Shadow Softness for Sunlight?
If (aside from low-intensity fill lights) I'm making cloud-free sunlight from a Distant Light using raytraced shadows, what's the most realistic Shadow Softness number?
In the two renders below, the one with the woman walking to her car has no shadow softness, and (of course) the shadows of the palm-fronds are too hard. In the Hulk'n'TonyBear render the shadow cast in front of him is from the broken roofline of a tall building, and although I think the shadows are too soft, since I don't have any tall buildings (or sunlight - it's cloudy here) to check against I can't tell if 0.50% is too much.
Is there an official this-is-the-Shadow-Softness-for-sunlight number? If not, what are you-all's preffered settings?
Comments
Bright sunlight is pretty sharp - vegetation usually casts softer shadows because it's moving, not because the shadows are inherently soft. It think there's also often some refraction (or is it diffraction) around the leaf edges. In DS4.5 you might try adding a touch of motion blur to the plants - I'm not sure if that would work or not. \You could also add some noise displacement to the driveway - and for that matter, does it have any displacement for the gaps between bricks?

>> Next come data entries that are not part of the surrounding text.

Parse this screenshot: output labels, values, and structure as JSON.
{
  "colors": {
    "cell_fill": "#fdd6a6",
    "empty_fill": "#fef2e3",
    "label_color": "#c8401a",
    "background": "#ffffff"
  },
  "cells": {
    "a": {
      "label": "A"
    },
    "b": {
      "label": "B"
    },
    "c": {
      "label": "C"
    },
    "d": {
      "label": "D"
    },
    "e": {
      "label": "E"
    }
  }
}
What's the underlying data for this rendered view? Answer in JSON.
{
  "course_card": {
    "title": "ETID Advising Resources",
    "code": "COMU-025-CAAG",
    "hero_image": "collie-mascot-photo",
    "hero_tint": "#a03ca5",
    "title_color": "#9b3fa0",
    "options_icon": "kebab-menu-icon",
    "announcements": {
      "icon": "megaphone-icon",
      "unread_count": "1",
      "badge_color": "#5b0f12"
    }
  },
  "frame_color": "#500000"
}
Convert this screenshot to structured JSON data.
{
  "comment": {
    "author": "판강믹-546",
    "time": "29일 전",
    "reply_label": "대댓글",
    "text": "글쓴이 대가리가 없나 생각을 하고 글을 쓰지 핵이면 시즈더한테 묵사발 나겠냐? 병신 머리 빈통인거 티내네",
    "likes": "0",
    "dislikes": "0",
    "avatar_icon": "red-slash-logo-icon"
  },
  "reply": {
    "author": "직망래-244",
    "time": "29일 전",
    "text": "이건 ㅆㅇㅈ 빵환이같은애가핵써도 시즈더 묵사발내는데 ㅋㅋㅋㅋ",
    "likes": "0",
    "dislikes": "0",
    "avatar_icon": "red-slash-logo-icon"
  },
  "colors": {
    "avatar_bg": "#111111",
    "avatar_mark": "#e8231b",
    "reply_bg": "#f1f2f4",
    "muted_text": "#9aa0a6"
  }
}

The sun is 150 Million km away and has a diameter of 1.3 million km. So the diameter of the penumbra would follow the same ratio, i.e. the penumbra of an object 150 meter away would have a diameter of 1.3 meter. In other words the radius of the blur is 1.3/150 = 0.0086 = approx. 0.9%
Heh, good point! 'Should be "diameter" in your last sentence, though. Going to experiment sometime if some Sun would deign to show itself...
The atmosphere will also add some blurring, depending on thickness, humidity perhaps, and dust.